Insiden pembagian sedekah yang menimbulkan korban jiwa saat open house di rumah pribadi Jusuf Kalla di Makassar, Selasa (29/7/2014) lalu, mengingatkan kita pada kejadian mengenaskan peristiwa 'Zakat Maut' di Pasuruan, Jawa Timur, pada tahun 2008 silam.
Atas terjadinya insiden ‘Zakat Maut’ pada 15 September 2008 di mulut Gang Pepaya, Jalan Wahidin Selatan, Kelurahan Purutrejo, Kecamatan Purworejo, Kota Pasuruan tersebut, maka pada Selasa (2/6/2009) Majelis Hakim Pengadilan Negeri Pasuruan yang menyidangkan perkara tersebut akhirnya menjatuhkan putusan tiga tahun penjara kepada terdakwa H Ahmad Faruq.
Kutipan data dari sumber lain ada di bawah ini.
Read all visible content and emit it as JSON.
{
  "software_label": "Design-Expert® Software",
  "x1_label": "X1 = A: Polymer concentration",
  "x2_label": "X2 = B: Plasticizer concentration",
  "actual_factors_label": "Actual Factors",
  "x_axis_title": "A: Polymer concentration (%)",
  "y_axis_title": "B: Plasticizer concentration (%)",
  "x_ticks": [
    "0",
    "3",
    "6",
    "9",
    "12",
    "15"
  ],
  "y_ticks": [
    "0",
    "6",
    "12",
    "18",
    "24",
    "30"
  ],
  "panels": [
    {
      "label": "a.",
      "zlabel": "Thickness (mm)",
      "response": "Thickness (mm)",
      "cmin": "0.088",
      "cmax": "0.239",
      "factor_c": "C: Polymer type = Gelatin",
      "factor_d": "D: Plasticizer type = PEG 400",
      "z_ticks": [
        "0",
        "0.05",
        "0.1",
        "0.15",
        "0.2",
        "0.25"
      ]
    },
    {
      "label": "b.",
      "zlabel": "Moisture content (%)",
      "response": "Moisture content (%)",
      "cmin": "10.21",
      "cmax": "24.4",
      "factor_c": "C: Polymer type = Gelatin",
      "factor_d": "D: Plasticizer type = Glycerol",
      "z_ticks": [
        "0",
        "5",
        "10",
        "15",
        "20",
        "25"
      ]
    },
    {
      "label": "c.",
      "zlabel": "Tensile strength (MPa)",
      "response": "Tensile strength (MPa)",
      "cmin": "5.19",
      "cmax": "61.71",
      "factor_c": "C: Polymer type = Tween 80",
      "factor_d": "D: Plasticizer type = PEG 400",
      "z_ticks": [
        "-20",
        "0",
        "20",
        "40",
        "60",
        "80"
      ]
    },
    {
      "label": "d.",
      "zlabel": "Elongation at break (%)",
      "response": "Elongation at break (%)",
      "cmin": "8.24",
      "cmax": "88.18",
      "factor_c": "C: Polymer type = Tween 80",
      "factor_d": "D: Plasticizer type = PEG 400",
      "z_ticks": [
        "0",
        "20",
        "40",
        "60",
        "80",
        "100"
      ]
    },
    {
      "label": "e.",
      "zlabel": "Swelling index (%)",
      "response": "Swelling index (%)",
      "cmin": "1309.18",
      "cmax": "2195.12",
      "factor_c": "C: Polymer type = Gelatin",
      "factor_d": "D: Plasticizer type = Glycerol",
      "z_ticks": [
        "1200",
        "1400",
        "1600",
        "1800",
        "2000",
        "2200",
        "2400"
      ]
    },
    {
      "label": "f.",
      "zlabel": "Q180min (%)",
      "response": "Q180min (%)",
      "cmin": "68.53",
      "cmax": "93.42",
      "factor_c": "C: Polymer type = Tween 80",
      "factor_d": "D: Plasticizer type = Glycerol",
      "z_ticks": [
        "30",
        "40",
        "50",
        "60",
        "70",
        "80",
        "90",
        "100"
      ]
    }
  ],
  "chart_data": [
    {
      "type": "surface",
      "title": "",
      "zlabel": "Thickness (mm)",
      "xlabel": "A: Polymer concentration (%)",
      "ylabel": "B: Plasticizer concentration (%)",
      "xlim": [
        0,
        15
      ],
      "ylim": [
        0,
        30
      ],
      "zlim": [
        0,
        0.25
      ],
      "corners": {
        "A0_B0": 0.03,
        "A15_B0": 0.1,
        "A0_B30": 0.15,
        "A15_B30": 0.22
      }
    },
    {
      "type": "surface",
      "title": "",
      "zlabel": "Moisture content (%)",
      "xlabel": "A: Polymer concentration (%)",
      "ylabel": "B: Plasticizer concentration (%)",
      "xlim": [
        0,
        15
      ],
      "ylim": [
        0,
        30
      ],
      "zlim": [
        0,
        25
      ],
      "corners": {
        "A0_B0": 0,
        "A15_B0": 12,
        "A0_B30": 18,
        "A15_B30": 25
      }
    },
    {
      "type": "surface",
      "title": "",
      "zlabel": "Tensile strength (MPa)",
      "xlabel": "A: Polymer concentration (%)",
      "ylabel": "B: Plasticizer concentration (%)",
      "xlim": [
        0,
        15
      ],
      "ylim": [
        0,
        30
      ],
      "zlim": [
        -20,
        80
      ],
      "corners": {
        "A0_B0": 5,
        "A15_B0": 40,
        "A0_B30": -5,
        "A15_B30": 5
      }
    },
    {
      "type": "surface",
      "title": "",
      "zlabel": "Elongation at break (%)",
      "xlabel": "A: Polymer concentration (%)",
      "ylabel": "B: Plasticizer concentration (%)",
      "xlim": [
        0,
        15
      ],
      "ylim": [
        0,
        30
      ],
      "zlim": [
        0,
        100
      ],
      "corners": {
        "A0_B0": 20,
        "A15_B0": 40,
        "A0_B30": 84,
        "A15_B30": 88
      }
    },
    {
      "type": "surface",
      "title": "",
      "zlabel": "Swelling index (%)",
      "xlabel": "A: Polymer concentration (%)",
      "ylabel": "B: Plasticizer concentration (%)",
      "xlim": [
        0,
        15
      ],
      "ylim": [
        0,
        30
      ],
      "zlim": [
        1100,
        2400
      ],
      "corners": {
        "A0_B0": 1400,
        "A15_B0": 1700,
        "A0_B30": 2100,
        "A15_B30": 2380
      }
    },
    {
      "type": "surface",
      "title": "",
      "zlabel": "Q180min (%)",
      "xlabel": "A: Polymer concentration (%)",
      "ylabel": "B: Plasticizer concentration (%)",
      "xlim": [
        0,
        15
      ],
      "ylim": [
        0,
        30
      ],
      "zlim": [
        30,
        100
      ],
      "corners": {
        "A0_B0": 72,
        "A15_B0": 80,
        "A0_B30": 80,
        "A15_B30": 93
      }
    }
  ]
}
Majelis hakim yang diketuai Sutarjo didampingi dua anggotanya yakni Ratna dan Ahmad Rifa’i menganggap terdakwa telah lalai ketika melaksanakan pembagian zakat sehingga mengakibatkan 21 orang meninggal dunia dan 12 orang luka-luka.
Majelis hakim menetapkan kalau Ahmad Faruq telah terbukti secara sah dan meyakinkan melakukan tindak pidana yang diatur dalam Pasal 359 dan 360 KUHP. Dalam pasal 359 menyatakan kalau kelalaian terdakwa mengakibatkan orang meninggal dunia. Sedangkan pada pasal 360 menyebutkan kalau kelalain terdakwa menimbulkan orang luka-luka.
Sedangkan, pada dakwaan primer pada pasal 338 terkait pembunuhan tidak terbukti dilakukan terdakwa. Putusan yang dijatuhkan majelis hakim ini lebih ringan dua tahun dari tuntutan jaksa penuntut umum yang meminta pidana terhadap terdakwa selama lima tahun penjara.
Dalam amar putusannya, salah satu hal yang memberatkan terdakwa adalah terdakwa tidak mampu mengatur jalannya pembagian zakat. Sedangkan hal yang meringankan yaitu terdakwa diantaranya telah memberikan santunan kepada keluarga korban.
Terlepas dari putusan tiga tahun yang ditetapkan Majelis Hakim Pengadilan Negeri Pasuruan tersebut, Jusuf Kalla yang waktu insiden ‘Zakat Maut’ terjadi menjabat Wakil Presiden mengatakan peristiwa tewasnya 21 orang dalam pembagian zakat Pasuruan merupakan hal yang sangat tragis.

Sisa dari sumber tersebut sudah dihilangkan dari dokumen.